Konsequenzen für Gesundheitseinrichtungen
Aus der vorliegenden Studie lässt sich nicht nur ein Handlungsbedarf für den Gesetzgeber ableiten, sondern ergeben sich auch Aufgaben für die Träger von Gesundheitseinrichtungen. Patienten können aktiv und standardisiert (bei der Aufnahme) nach dem Vorhandensein von Vorsorgedokumenten gefragt werden. Patienten, deren Gesundheitszustand End-of-Life-Entscheidungen absehbar werden lassen, können aktiv darauf angesprochen werden, um ihre diesbezüglichen Werthaltungen zu ergründen. Für die größere Menge von Patienten und Angehörigen können Informationsveranstaltungen zur Vorsorge am Lebensende abgehalten werden. Mit den vor- und nachgelagerten Gesundheitspartnern (Hausärzten, Pflegeheimen) kann ein standardisiertes Verfahren im Zuweisungs- und Entlassungsmanagement vereinbart werden, welches Patientenpräferenzen für Entscheidungen am Lebensende kommuniziert. Das Personal kann über die Möglichkeiten der Vorsorge für Entscheidungen am Lebensende informiert werden. – Alles Möglichkeiten, die kein Tätigwerden des Gesetzgebers erfordern, und schon
jetzt ein Ausdruck des Respekts vor dem Patientenwillen darstellen.
Referenzen
[1] Bundesgesetz über Patientenverfügungen (Patientenverfügungs-Gesetz – PatVG), BGBl. I 2006/55.

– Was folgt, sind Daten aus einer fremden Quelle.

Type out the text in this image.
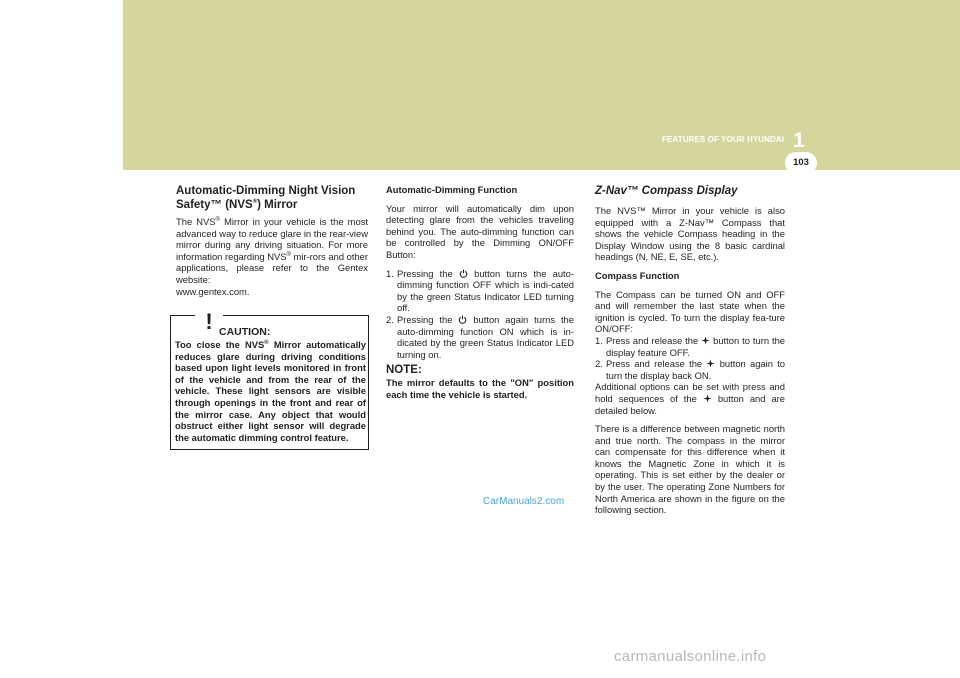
FEATURES OF YOUR HYUNDAI 1
103
Automatic-Dimming Night Vision
Safety™ (NVS®) Mirror
The NVS® Mirror in your vehicle is the most advanced way to reduce glare in the rear-view mirror during any driving situation. For more information regarding NVS® mir-rors and other applications, please refer to the Gentex website:
www.gentex.com.
! CAUTION:
Too close the NVS® Mirror automatically reduces glare during driving conditions based upon light levels monitored in front of the vehicle and from the rear of the vehicle. These light sensors are visible through openings in the front and rear of the mirror case. Any object that would obstruct either light sensor will degrade the automatic dimming control feature.
Automatic-Dimming Function
Your mirror will automatically dim upon detecting glare from the vehicles traveling behind you. The auto-dimming function can be controlled by the Dimming ON/OFF Button:
1. Pressing the button turns the auto-dimming function OFF which is indi-cated by the green Status Indicator LED turning off.
2. Pressing the button again turns the auto-dimming function ON which is in-dicated by the green Status Indicator LED turning on.
NOTE:
The mirror defaults to the "ON" position each time the vehicle is started.
Z-Nav™ Compass Display
The NVS™ Mirror in your vehicle is also equipped with a Z-Nav™ Compass that shows the vehicle Compass heading in the Display Window using the 8 basic cardinal headings (N, NE, E, SE, etc.).
Compass Function
The Compass can be turned ON and OFF and will remember the last state when the ignition is cycled. To turn the display fea-ture ON/OFF:
1. Press and release the button to turn the display feature OFF.
2. Press and release the button again to turn the display back ON.
Additional options can be set with press and hold sequences of the button and are detailed below.
There is a difference between magnetic north and true north. The compass in the mirror can compensate for this difference when it knows the Magnetic Zone in which it is operating. This is set either by the dealer or by the user. The operating Zone Numbers for North America are shown in the figure on the following section.
CarManuals2.com
carmanualsonline.info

[2] Körtner U, Kopetzki C, Kletečka-Puler M, Inthorn J. Studie über die rechtlichen, ethischen und faktischen Erfahrungen nach In-Kraft-Treten des
Patientenverfügungs-Gesetzes (PatVG). Wien: Institut für Ethik und Recht in der Medizin, Bundesministerium für Gesundheits; 2009.
[3] Körtner U, Kopetzki C, Kletečka-Puler M, Kaelin L, Dinges S, Leitner K. Rechtliche Rahmenbedingungen und Erfahrungen bei der Umsetzung von Patientenverfügungen: Folgeprojekt zur Evaluierung des Patientenverfügungsgesetzes (PatVG). Wien: Institut für Ethik und Recht in der Medizin; 2014.
[4] OGH 8.10.2012, 9 Ob 68/11g, RdM 2013/74, EF-Z 2013/3, Zak 2012/762, iFamZ 2013/14, EvBl 2013/60, MedR 2014, 387.